Il y a donc urgence à permettre une rémunération digne dès le début de carrière et à augmenter fortement la rémunération des enseignants mais aussi de tous les personnels au contact d'élèves (professeurs, Conseillers Principaux d’Education, personnels médico-sociaux…). Redonner confiance et permettre aux métiers de l'enseignement et de l'éducation de redevenir attractifs quand le nombre de démissions a triplé en dix ans, c’est aussi placer la question de la revalorisation des personnels au cœur des enjeux éducatifs.

 

•          Les enseignants sont des pédagogues :

La mainmise du ministre Blanquer sur la liberté pédagogique des enseignants via la diffusion de guides (« petits livres orange »), les réformes descendantes du ministre sans concertation ni consultation et plus récemment encore les assertions sous forme de menaces à peine déguisées au sujet de la laïcité resteront dans les mémoires comme autant de remises en cause de l’autonomie et des conceptions éducatives des enseignants.

 

Valoriser et mutualiser les projets pédagogiques innovants, donner du temps de concertation pour le travail en équipe, permettre les expérimentations, co-construire les réformes avec les personnels et leur donner du temps pour se les approprier au bénéfice des élèves : autant de pistes qui redonneront aux enseignants une légitimité pédagogique sans laquelle l’Ecole ne pourra sérieusement lutter contre les inégalités.

 

Réaffirmons avec force que pour que certains réussissent, il n’est pas nécessaire que d’autres échouent et que les inégalités ne sont pas une fatalité.

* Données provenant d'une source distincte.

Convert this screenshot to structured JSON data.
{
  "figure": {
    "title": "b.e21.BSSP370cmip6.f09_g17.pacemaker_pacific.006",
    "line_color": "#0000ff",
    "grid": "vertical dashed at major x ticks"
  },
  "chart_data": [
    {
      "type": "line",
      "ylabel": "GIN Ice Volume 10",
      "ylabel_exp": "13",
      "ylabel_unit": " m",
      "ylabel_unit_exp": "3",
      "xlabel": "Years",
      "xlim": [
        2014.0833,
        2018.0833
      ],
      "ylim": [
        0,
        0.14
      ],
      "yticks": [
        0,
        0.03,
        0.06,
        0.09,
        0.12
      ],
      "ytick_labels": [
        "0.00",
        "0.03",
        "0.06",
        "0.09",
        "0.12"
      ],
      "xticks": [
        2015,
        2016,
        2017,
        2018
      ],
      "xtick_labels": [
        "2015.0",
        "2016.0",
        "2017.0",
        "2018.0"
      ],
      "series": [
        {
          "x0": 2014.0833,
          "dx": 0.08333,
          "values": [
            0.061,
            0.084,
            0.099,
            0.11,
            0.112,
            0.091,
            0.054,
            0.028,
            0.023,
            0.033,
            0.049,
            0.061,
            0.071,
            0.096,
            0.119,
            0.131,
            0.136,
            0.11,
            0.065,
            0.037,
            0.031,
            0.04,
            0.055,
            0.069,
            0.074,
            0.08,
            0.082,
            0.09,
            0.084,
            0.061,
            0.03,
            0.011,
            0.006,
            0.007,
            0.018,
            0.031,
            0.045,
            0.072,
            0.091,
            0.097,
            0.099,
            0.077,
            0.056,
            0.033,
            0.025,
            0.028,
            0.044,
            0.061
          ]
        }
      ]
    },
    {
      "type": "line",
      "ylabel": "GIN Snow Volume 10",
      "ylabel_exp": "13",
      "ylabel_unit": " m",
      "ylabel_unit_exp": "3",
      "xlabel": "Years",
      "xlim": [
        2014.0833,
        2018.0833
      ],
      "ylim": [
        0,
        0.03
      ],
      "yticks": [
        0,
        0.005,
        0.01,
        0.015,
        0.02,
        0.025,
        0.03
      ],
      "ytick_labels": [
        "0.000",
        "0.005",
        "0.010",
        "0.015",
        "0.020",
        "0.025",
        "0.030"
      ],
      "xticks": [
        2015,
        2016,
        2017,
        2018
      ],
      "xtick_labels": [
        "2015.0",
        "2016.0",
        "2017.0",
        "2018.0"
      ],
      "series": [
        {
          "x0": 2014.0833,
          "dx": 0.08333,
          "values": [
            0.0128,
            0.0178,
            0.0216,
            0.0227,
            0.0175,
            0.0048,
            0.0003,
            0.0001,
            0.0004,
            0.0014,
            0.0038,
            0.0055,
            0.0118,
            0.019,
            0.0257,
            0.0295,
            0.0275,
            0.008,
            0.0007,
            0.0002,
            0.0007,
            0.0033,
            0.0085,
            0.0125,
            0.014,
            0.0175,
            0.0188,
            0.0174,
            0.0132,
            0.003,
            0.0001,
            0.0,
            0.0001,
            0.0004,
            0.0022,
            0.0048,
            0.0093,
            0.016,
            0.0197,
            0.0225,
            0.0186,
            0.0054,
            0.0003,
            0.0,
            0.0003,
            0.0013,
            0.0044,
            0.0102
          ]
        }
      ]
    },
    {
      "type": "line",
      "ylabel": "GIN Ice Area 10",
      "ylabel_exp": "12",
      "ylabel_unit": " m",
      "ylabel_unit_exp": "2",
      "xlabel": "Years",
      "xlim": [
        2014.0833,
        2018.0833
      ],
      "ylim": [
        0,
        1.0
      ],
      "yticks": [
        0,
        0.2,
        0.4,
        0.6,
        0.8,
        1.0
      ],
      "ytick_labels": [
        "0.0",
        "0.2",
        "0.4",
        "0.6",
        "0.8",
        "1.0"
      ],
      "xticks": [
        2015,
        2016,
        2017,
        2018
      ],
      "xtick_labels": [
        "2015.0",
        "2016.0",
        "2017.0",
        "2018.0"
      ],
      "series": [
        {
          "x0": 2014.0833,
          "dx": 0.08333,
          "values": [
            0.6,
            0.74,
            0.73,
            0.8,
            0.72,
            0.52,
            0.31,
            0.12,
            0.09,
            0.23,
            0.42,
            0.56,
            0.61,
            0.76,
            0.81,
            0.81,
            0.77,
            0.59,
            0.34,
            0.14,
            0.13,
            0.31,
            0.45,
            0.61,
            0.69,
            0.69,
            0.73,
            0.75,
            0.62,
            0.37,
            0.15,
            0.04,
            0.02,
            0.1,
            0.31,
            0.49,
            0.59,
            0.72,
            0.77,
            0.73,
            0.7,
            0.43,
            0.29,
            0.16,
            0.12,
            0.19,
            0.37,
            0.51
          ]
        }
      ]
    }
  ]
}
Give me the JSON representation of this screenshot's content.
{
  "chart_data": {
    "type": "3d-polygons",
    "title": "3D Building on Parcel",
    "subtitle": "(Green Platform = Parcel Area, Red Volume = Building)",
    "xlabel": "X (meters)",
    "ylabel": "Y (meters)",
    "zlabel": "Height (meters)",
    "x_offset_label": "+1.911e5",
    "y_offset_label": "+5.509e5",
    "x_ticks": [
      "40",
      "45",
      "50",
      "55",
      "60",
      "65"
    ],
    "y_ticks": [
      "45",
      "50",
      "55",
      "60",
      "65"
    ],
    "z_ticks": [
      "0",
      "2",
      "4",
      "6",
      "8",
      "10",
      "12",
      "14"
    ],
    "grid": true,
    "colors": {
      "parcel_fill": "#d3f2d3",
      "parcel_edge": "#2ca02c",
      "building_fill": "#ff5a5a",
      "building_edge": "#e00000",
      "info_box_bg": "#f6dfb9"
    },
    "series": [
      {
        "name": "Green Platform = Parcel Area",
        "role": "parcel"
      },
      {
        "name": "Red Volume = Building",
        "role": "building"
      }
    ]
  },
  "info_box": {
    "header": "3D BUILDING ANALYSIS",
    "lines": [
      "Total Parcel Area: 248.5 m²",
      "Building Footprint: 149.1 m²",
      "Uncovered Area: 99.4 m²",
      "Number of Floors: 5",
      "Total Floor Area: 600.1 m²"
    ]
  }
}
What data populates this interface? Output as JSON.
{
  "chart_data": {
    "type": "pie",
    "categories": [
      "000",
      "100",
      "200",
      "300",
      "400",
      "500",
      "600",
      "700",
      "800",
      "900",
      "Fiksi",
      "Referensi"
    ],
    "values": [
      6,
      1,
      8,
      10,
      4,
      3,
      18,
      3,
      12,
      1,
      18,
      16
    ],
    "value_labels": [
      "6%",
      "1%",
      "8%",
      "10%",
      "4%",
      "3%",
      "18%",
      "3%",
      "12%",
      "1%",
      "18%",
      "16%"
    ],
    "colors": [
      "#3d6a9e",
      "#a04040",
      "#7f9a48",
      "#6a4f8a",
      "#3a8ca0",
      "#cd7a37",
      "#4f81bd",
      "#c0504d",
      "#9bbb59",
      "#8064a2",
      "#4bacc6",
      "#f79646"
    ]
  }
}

Une Ecole juste pour tous, exigeante pour chacun, une Ecole qui ne laisse personne au bord du chemin : telle doit être notre ambition collective.

 

C’est un immense défi : sachons le relever.

 

Yannick Trigance

Conseiller régional Ile-de-France

Secrétaire national PS Ecole, Education, Accès aux savoirs

 

 

Par fjarraud , le lundi 24 janvier 2022.